Fixit fixit fixit fixit fixit fixit fixit fixit fixit fixit fixit fixit fixit fixit fixit fixit fixit fixit fixit fixit fixit fixit fixit fixit fixit fixit fixit fixit fixit fixit fixit fixit fixit fixit fixit fixit fixit fixit fixit fixit fixit fixit fixit fixit fixit fixit fixit fixit fixit fixit fixit fixit fixit fixit fixit fixit fixit fixit fixit fixit fixit fixit fixit fixit fixit fixit fixit fixit fixit fixit fixit fixit fixit fixit fixit fixit fixit fixit fixit fixit fixit fixit fixit fixit fixit fixit fixit fixit fixit fixit fixit fixit fixit fixit fixit fixit fixit fixit fixit fixit fixit!


----------



## DDDorian (Jun 6, 2009)

Yeah, this started happening to me a couple of weeks back. Image-host doesn't work, the regular gallery doesn't work, even the avatar uploader is having issues. I've alerted Alex and will let y'all know what the deal is when I can.


----------



## ZeroSignal (Jun 6, 2009)

DDDorian said:


> Yeah, this started happening to me a couple of weeks back. Image-host doesn't work, the regular gallery doesn't work, even the avatar uploader is having issues. I've alerted Alex and will let y'all know what the deal is when I can.



Thanks man. Although... I won't be holding my breath...


----------



## Stitch (Jun 6, 2009)

Is there any way to set this thread for an auto bump in four months time to remind us Alex still hasn't fixed it?


----------



## HighGain510 (Jun 6, 2009)

Sign up for a photobucket account. It's free too.


----------



## ZeroSignal (Jun 6, 2009)

HighGain510 said:


> Sign up for a photobucket account. It's free too.

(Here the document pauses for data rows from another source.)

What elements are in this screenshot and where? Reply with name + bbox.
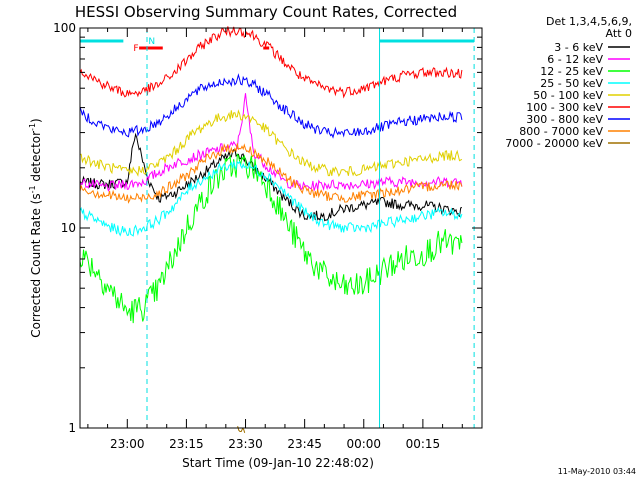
y-tick-label: 10 bbox=[61, 221, 76, 235]
y-axis-label: Corrected Count Rate (s-1 detector-1) bbox=[28, 118, 43, 337]
series-line bbox=[79, 152, 463, 324]
legend-entry-label: 3 - 6 keV bbox=[554, 41, 603, 54]
x-tick-label: 00:00 bbox=[346, 437, 381, 451]
x-tick-label: 23:15 bbox=[169, 437, 204, 451]
x-tick-label: 00:15 bbox=[406, 437, 441, 451]
series-line bbox=[237, 426, 246, 433]
x-axis-label: Start Time (09-Jan-10 22:48:02) bbox=[182, 456, 374, 470]
series-line bbox=[79, 73, 463, 139]
flag-n-label: N bbox=[148, 37, 155, 47]
x-tick-label: 23:45 bbox=[287, 437, 322, 451]
series-line bbox=[79, 109, 463, 177]
series-line bbox=[79, 143, 463, 204]
x-tick-label: 23:00 bbox=[110, 437, 145, 451]
legend-entry-label: 7000 - 20000 keV bbox=[505, 137, 603, 150]
series-line bbox=[79, 26, 463, 99]
legend-title-line-2: Att 0 bbox=[606, 27, 632, 40]
series-layer bbox=[79, 26, 463, 433]
legend-entry-label: 50 - 100 keV bbox=[533, 89, 603, 102]
y-tick-label: 1 bbox=[68, 421, 76, 435]
legend-entry-label: 800 - 7000 keV bbox=[519, 125, 603, 138]
series-line bbox=[79, 93, 463, 192]
series-line bbox=[79, 132, 463, 222]
chart-title: HESSI Observing Summary Count Rates, Cor… bbox=[75, 3, 457, 21]
y-tick-label: 100 bbox=[53, 21, 76, 35]
x-tick-label: 23:30 bbox=[228, 437, 263, 451]
legend-entry-label: 12 - 25 keV bbox=[540, 65, 603, 78]
legend-entry-label: 6 - 12 keV bbox=[547, 53, 603, 66]
flag-f-label: F bbox=[133, 44, 138, 54]
legend-entry-label: 25 - 50 keV bbox=[540, 77, 603, 90]
legend-title-line-1: Det 1,3,4,5,6,9, bbox=[546, 15, 632, 28]
x-axis: 23:00 23:15 23:30 23:45 00:00 00:15 bbox=[87, 28, 483, 451]
series-line bbox=[79, 160, 463, 237]
legend-entry-label: 300 - 800 keV bbox=[526, 113, 603, 126]
legend-entry-label: 100 - 300 keV bbox=[526, 101, 603, 114]
flag-layer: FN bbox=[80, 28, 475, 428]
y-axis: 1 10 100 bbox=[53, 21, 482, 435]
footer-date: 11-May-2010 03:44 bbox=[558, 467, 636, 476]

True... But it's the principle that counts...


----------



## Chris (Jun 7, 2009)

ZeroSignal said:


> What gives, guys? Anyone else having trouble uploading stuff?
> 
> I keep getting a blank white page featuring the following text:
> "
> ...



That error happens when you don't have the GD libraries installed for PHP server side.


----------